The movie’s Big Idea is to wake us up to the ways that we’re all linked through time: The dream of one person passes to the next, finally erupting in revolution. What I liked about Cloud Atlas is that it brings this rather banal revelation to life through an inspired fusion of form and content. The stories bounce off one another in devious and intricate ways. And the multiple-role casting, and bravura makeup that renders it possible (not just flipped genders but switched races as well), is more than a gimmick — it’s like a burlesque of identity. Having Hugh Grant play a U.S. energy stooge in a wide Me Decade tie is fun…but Grant as a bloodthirsty primitive in savage skeletal war paint? Now, that’s casting against type. Hugo Weaving shows up as assorted villains (including a ghost-devil who slavers like a rotting leprechaun), and Hanks lends the film a glint of moral complexity by devotedly playing both noble (that goatherd) and evil (a shipboard doctor in the 1800s who tries to poison a fellow for his money; a squinty-eyed Cockney mobster who tosses a book critic off a balcony).
Cloud Atlas is like a gonzo miniseries that, at times, seems to be cramming the entire history of Hollywood genre films into one multi-tentacled parable of freedom and authoritarian control. You’ll catch echoes of a hundred other pop touchstones, from Roots to Guy Ritchie films to Soylent Green.

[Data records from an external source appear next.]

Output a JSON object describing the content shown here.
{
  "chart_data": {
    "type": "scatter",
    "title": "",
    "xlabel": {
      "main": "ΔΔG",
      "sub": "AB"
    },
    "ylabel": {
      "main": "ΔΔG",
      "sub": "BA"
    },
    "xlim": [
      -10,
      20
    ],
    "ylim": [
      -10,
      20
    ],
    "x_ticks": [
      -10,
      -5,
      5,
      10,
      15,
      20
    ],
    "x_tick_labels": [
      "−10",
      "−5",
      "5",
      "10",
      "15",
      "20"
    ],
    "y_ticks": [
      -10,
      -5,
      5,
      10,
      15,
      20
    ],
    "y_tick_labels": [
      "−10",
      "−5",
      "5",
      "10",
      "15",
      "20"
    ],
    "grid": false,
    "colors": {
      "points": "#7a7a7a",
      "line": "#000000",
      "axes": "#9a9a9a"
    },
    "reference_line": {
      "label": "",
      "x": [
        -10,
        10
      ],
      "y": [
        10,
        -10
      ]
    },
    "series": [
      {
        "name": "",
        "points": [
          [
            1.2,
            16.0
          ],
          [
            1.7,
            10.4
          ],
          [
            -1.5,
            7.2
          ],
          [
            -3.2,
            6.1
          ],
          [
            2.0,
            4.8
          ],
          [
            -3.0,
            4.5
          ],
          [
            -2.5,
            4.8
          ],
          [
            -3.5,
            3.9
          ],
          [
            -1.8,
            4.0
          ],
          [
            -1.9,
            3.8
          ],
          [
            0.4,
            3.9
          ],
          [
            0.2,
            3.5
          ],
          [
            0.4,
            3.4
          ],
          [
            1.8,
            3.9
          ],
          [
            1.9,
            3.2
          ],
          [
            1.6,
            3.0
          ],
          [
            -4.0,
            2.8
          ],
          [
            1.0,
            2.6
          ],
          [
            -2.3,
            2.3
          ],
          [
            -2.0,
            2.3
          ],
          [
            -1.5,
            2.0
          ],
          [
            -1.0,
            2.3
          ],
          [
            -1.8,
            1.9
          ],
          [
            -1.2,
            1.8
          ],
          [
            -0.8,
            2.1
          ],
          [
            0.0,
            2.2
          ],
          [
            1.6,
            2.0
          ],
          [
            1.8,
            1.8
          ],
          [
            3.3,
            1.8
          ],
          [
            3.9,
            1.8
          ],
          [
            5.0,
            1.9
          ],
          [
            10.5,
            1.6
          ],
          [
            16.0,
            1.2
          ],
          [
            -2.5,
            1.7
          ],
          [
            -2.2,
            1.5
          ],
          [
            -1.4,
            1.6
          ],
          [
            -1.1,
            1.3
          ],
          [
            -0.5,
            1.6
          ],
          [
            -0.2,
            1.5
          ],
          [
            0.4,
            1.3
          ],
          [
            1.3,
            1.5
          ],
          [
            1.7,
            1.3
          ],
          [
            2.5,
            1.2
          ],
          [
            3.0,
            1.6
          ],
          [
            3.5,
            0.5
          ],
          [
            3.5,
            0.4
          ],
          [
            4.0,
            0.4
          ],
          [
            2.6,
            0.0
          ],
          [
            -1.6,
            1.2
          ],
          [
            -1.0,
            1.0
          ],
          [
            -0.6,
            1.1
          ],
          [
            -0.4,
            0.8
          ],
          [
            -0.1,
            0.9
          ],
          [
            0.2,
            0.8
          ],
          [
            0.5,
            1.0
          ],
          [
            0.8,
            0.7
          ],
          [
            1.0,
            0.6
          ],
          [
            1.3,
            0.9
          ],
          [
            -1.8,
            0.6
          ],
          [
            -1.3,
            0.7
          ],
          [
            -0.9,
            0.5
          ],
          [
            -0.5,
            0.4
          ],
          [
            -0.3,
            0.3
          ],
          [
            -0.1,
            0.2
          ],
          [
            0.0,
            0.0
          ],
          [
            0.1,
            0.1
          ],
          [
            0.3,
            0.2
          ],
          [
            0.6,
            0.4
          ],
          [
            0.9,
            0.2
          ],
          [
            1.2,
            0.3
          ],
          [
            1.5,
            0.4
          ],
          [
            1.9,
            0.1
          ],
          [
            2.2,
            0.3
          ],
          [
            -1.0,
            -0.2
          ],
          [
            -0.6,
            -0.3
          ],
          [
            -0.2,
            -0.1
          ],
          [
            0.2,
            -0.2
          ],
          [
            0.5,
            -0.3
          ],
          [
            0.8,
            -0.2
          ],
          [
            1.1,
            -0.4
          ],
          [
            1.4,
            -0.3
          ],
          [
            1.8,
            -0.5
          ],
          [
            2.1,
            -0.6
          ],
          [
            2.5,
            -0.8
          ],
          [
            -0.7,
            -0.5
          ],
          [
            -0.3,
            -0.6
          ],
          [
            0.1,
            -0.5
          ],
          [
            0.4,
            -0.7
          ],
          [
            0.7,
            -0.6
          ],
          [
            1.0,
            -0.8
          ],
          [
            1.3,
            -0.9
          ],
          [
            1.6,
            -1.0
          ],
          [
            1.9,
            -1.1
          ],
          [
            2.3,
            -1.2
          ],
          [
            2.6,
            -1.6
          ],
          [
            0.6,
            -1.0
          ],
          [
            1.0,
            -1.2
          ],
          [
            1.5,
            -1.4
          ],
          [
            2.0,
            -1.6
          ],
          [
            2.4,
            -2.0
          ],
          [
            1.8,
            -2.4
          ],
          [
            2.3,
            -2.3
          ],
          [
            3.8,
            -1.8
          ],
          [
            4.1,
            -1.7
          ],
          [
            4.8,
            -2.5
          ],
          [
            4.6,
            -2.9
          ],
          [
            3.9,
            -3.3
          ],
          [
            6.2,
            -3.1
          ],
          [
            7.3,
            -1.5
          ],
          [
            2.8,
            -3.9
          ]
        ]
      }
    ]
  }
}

I would never call Cloud Atlas profound — it’s more like a pulpy middlebrow head trip — but the hook of the movie is that Andy and Lana Wachowski and Tom Tykwer so clearly meant everything that they put in it.
I disagree with him on the note of whether it’s profound or not. I think it absolutely has that ability but it depends on your own personal belief system. I think what it says about ethnic and sexual identity is quite profound. But ultimately, like The Master and Life of Pi, your experience with it will depend on what you bring to it. Who you are when you walk in the door. What you think changes over time. Life becomes something different once you pass 40 years old. It’s important to remember that, always, when judging works of art. They are most often, simply, our own reflection.
Like Ebert, I want to see the film a third time. In fact, I’m desperate to see it a third time. Every major organ in my body is pleading with me to see it a third time. My brain is hungry to solve the mysteries. My heart wants to swoon again. My body, well, that goes without saying, what with Ben Wishaw, Jim Sturgess and James D’Arcy all cast in the film. I know, ew, gross.
As far as Oscars go, right now I see an original score frontrunner. Other than that, I don’t know.